Perhaps the value of this mechanotherapeutic modality, one that we literally have “in the palm of our hands,” has been underestimated as a first line defense against soft tissue dysfunction, skeletal malalignment, pain and disease. This may be due to the difficulty in studying STM since there are a plethora of approaches that makes it challenging to standardize or compare outcomes. Perhaps it’s also an unintended consequence of one of its benefits; the fact that STM is readily available and has been used since ancient times worldwide may have diminished its validity, relegating it as a rather commonplace, pedestrian, or even ill-refuted option. Nonetheless, STM is a powerful and direct form of mechanotherapy that has demonstrated effects on multiple systems and tissue types that can affect the function and structure of the individual as a whole through specific tissue-mediated changes.
Another benefit of STM is that it can be self-administered, empowering a patient to be proactive and accountable in regards to self-management of their pain and dysfunction, especially in combination with a targeted exercise program. Of even greater importance than determining its role in the management of disease or injury, is further establishing and validating the role of STM in the promotion of health and prevention of disease leading to significant healthcare cost reductions and improved quality of life in an aging population.

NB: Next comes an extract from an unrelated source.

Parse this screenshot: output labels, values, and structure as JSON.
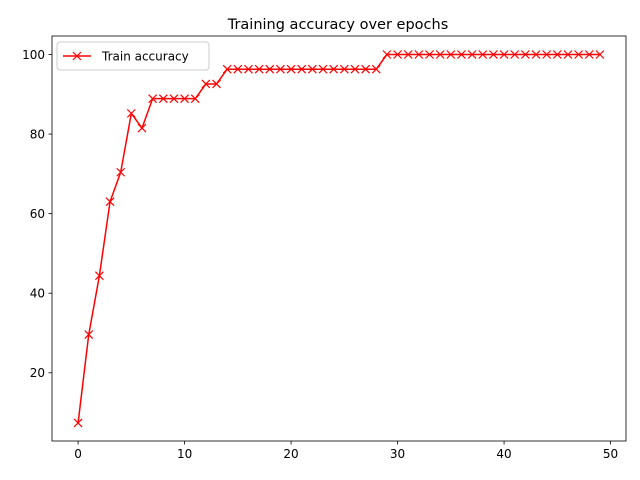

This perspective points to STM as a direct and potent form of mechanotherapy with positive impact on multiple tissue types. STM provides mechanical stimuli that through mechanotransduction mechanisms can lead to improved clinical outcomes. STM manual therapy should be approached as a precise prescription and a targeted force in physical therapies, rehabilitation, disease prevention and health promotions. Ongoing research is needed to further validate STM as a viable, non-invasive, cost-effective treatment option.